AG: This was 2017, I was going into my senior year of high school. I went to a one-week songwriting camp at first. Then, when I got home, I immediately signed up to go right back for the five-week program. I went there thinking I had good songs, but in reality I was so far from where I thought I was. The program made me want to be so much better and it was the wake-up that I needed. I knew then that I was going to pursue music. Up until that point, I was still entertaining the idea of swimming in college, but the camp was what pushed me to commit fully to music.
ES: How did that shift, from swimmer to full-time musician, change you?
AG: It was really hard. I was really trying to figure out who I was. That summer, I went to camp an athlete first, musician second, and came home fully as a musician. That shift was also hard for my friends and family, because everybody still thought of me as an athlete and that the music stuff was just a side thing. I felt very lonely, especially when I compared how I was feeling at home to how I felt at Berklee, where I was understood and accepted.
ES: Do you think that shift in identity inspired new music?
AG: It took me awhile to process, I think. I tend to write about things months after they happen, because while they’re happening my brain hasn’t taken the time to fully wrap itself around how I feel. I have to come to terms with whatever happened before I can write about it.
ES: How do you think your sound changed? You mentioned earlier your songwriting was very linear. How have you developed into the songwriter you are today?
AG: I think when I started, I was a very acoustic singer-songwriter, just a lot of strumming and self-accompaniment. When I became better at guitar, I was able to further develop my sound because I was expanding what I was capable of playing. Rather than simple chord progressions and rhythms, I was able to change it up and check out new things. I started listening to music differently, analyzing it and trying to understand the different components. Becoming better at the instrument made me better at the craft.
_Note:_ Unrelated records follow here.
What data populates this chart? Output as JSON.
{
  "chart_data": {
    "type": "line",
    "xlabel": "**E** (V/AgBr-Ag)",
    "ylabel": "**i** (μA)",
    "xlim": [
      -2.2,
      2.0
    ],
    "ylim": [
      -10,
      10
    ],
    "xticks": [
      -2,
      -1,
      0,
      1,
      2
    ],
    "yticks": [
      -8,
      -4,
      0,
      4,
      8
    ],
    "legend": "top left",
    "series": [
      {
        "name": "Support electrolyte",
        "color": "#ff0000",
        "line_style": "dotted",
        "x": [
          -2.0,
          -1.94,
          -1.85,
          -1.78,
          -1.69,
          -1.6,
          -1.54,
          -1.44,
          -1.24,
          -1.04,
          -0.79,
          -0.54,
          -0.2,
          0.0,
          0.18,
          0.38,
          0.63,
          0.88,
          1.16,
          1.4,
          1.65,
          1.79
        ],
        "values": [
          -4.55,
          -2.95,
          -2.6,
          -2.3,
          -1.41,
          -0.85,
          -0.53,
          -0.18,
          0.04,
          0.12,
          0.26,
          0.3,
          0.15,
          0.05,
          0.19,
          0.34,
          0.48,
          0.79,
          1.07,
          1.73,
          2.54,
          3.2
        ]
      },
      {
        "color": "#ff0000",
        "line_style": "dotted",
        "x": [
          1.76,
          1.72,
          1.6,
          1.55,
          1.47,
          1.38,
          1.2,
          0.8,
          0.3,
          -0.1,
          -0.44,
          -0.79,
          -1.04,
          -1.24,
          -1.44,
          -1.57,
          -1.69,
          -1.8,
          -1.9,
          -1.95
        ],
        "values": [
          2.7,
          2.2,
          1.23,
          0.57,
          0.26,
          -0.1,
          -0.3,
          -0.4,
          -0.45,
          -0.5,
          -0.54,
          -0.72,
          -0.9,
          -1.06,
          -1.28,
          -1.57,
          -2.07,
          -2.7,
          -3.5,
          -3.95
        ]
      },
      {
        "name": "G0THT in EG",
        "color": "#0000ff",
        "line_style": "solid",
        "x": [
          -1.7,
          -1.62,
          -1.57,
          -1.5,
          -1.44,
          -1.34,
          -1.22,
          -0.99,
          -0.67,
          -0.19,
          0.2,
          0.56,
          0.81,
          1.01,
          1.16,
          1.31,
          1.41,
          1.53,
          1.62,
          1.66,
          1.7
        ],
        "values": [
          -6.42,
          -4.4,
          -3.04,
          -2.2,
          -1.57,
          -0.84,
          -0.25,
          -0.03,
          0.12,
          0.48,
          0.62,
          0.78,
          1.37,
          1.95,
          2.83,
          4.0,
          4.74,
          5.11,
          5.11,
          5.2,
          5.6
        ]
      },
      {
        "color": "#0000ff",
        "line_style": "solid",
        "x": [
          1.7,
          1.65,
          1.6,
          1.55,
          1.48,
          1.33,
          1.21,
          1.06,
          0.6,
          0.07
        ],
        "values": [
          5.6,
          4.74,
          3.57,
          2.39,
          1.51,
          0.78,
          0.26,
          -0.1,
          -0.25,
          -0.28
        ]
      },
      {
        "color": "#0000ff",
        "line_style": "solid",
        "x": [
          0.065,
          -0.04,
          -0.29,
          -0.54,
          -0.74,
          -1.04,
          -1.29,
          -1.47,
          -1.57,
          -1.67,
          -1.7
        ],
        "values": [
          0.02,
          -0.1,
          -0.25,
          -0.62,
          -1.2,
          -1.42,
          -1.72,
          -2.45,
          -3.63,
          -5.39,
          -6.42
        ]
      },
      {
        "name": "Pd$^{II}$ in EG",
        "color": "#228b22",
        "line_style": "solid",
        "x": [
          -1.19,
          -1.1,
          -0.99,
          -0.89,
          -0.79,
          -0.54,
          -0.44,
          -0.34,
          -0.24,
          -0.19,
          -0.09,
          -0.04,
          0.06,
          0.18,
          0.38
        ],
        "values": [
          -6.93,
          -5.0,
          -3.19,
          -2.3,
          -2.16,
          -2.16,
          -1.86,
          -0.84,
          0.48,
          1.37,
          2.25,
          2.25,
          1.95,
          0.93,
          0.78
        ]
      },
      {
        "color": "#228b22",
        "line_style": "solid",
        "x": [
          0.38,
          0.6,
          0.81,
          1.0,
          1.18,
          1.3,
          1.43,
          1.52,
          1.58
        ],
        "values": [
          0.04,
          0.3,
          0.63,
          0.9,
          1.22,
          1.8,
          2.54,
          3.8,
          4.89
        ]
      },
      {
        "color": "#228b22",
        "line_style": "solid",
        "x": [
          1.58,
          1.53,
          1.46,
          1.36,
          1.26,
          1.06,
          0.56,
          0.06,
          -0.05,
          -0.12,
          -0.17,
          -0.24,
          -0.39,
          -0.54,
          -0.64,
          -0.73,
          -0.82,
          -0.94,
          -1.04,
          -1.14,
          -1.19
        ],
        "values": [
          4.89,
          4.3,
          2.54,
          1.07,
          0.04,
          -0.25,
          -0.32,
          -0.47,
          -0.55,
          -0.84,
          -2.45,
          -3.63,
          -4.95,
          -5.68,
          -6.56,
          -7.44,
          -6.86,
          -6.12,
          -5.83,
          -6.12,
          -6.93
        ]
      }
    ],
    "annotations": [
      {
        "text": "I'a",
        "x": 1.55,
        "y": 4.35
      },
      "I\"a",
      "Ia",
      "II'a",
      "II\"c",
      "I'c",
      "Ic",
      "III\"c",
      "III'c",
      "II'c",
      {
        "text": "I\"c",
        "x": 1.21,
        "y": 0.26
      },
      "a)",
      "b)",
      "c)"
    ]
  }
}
ES: Who were some of your biggest musical influences?
AG: Starting out, definitely Dave Matthews. Then I got into more rock music. A big turning point for me was seeing Catfish and the Bottlemen at the 9:30 club in D.C. Following that, I started listening to a lot of John Mayer, Radiohead, the Beatles, so many others -- I wasn’t really raised on music so I had a lot to catch up on.
ES: What’s the sound you’re going for now?
AG: I like the high energy of rock music. I like that people can dance to it. I like that people can go into a concert, even if they don’t know the band, and they can dance and sing and scream and yell. Everybody’s emotions are running high and there’s this incredible energy that bonds audiences and performers together.
ES: What’s been the biggest challenge in your musical career?
AG: Developing my own confidence. I had so little confidence when I was starting out.
ES: What made you stick with it?
AG: I think I needed to. It was almost a means for survival. If I hadn’t stuck to it, I don’t know where I would be today. I was heading down a dark path with swimming, and music is what pulled me out of that and saved me from going down that road. I had to stick with it.